In [None]:
import numpy as np
import pandas as pd
import tqdm
from statsmodels.stats.proportion import proportions_ztest
from scipy.stats import mannwhitneyu, ttest_ind 

Функция для генерации выборки:

In [None]:
def generate_data(size, group_size, p_base, p_delta):
    group_count = size / group_size
    p_group = p_base + p_delta * (np.random.random(group_count) * 2 - 1)
    p_repeated = np.repeat(p_group, group_size)
    
    events = np.random.rand(size) < p_repeated
    users = np.repeat(np.arange(group_count), group_size)

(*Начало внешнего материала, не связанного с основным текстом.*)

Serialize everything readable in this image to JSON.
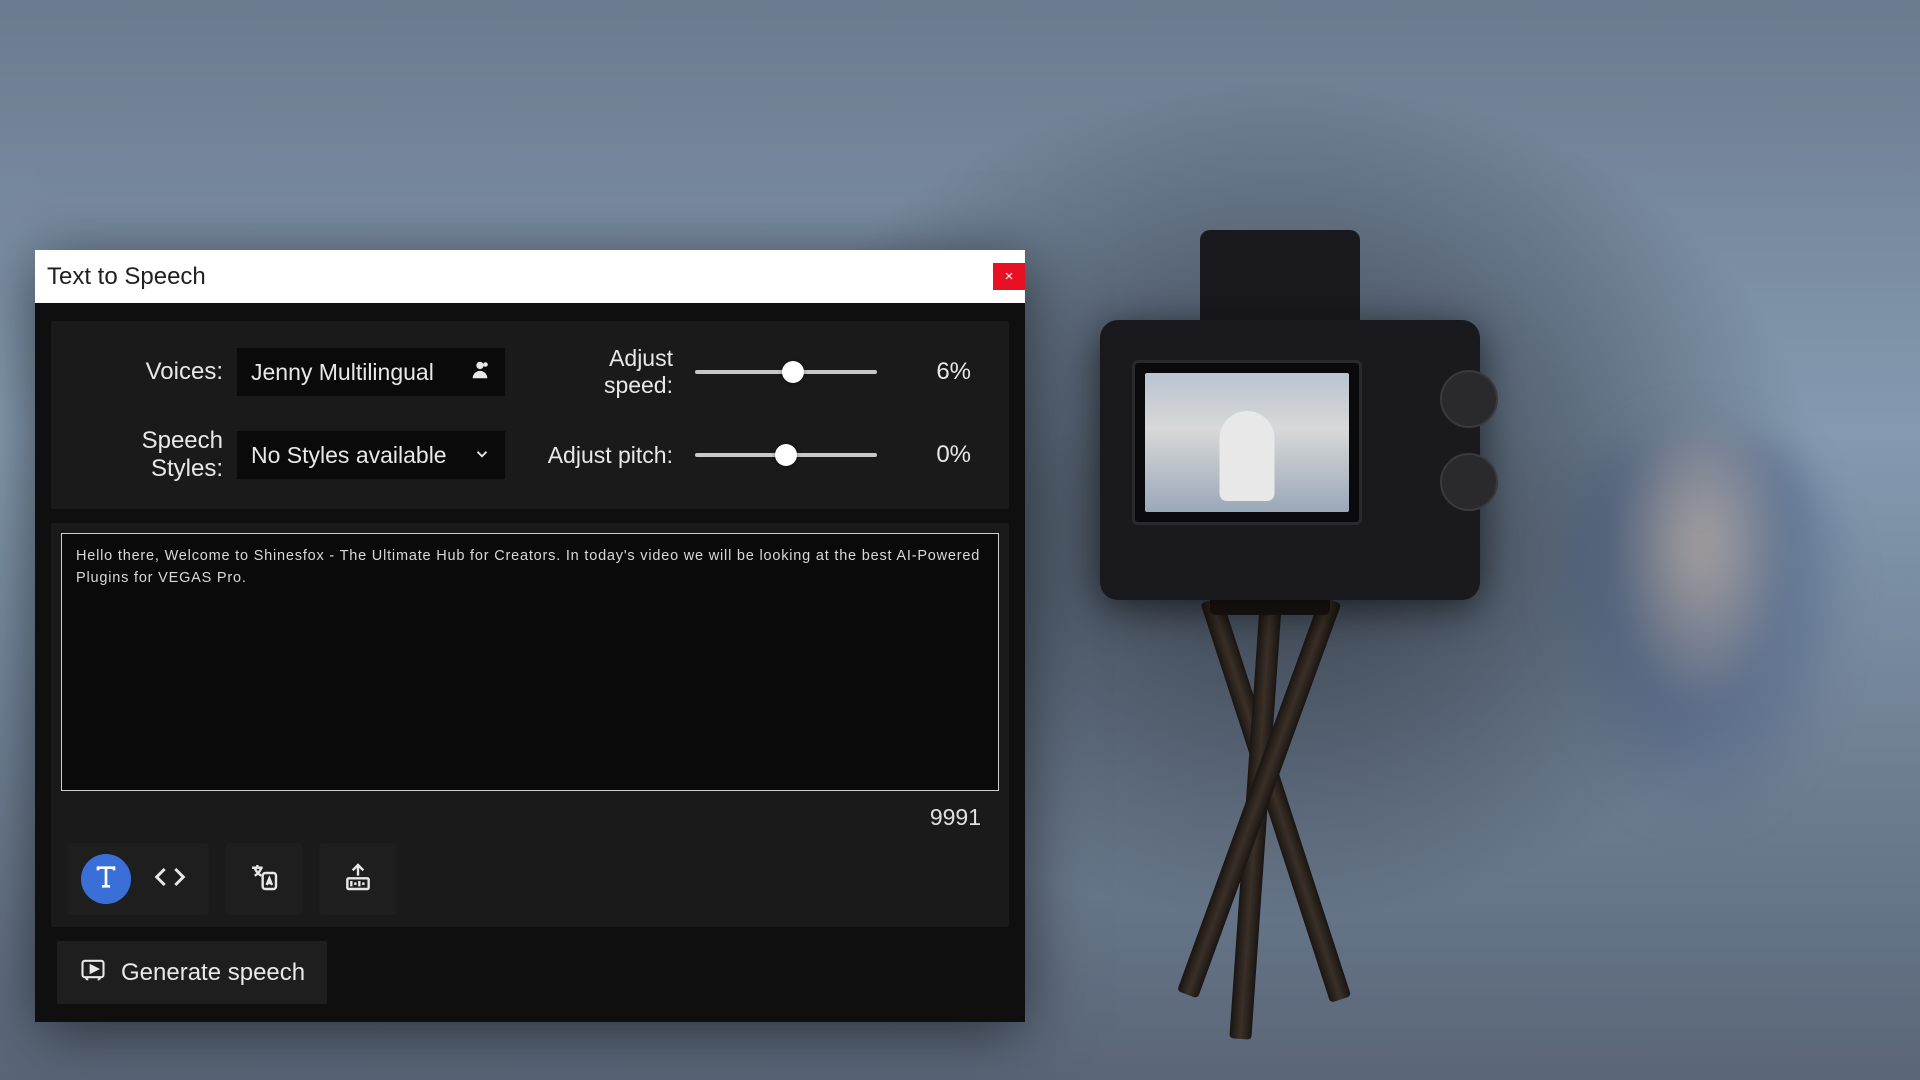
{
  "dialog": {
    "title": "Text to Speech",
    "close_icon": "×"
  },
  "controls": {
    "voices_label": "Voices:",
    "voices_value": "Jenny Multilingual",
    "styles_label": "Speech Styles:",
    "styles_value": "No Styles available",
    "speed_label": "Adjust speed:",
    "speed_value": "6%",
    "speed_percent": 54,
    "pitch_label": "Adjust pitch:",
    "pitch_value": "0%",
    "pitch_percent": 50
  },
  "text": {
    "content": "Hello there, Welcome to Shinesfox - The Ultimate Hub for Creators. In today's video we will be looking at the best AI-Powered Plugins for VEGAS Pro.",
    "char_count": "9991"
  },
  "actions": {
    "generate_label": "Generate speech"
  }
}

    return pd.DataFrame.from_dict({'events': events, 'users': users})

Локальная линеаризация:

In [None]:
def linearization(control_df, test_df):
    f_u = control_df.groupby('users').events.sum()
    g_u = control_df.groupby('users').events.count()
    a_coef = f_u.sum() / g_u.sum()
    control_new_metric = np.array(f_u - a_coef * g_u)
    
    f_u = test_df.groupby('users').events.sum()
    g_u = test_df.groupby('users').events.count()
    test_new_metric = np.array(f_u - a_coef * g_u)
    
    return control_new_metric, test_new_metric

Функия для проведения одного эксперимента и подсчёта статзначимости в нём:

In [None]:
def calc_one_time(
    control_size, test_size, group_size,
    control_cr, test_cr, delta_cr):
    
    data_control = generate_data(
            size=control_size,
            group_size=group_size,
            p_base=control_cr,
            p_delta=delta_cr)

    data_test = generate_data(
        size=test_size,
        group_size=group_size,
        p_base=test_cr,
        p_delta=delta_cr)
    
    new_control, new_test = linearization(data_control, data_test)

    return (
        proportions_ztest(
            count=[sum(data_control.events), sum(data_test.events)],
            nobs=[control_size, test_size])[1],
        mannwhitneyu(
            data_control.events, data_test.events, alternative='two-sided').pvalue,
        ttest_ind(new_control, new_test).pvalue,
        mannwhitneyu(new_control, new_test, alternative='two-sided').pvalue)

Функция для оценки на большом количестве экспериментов:

In [None]:
def calc_pvalue(control_size, test_size, group_size,
                control_cr, test_cr, delta_cr, num_random_steps):
    
    p_values = {
        'base': {
            'ztest': [],
            'mhu': []},
        'linearization': {
            'ttest': [],
            'mhu': []}}

    for _ in tqdm.tqdm_notebook(xrange(num_random_steps)):

        a, b, c, d = calc_one_time(control_size, test_size, group_size,
                                   control_cr, test_cr, delta_cr)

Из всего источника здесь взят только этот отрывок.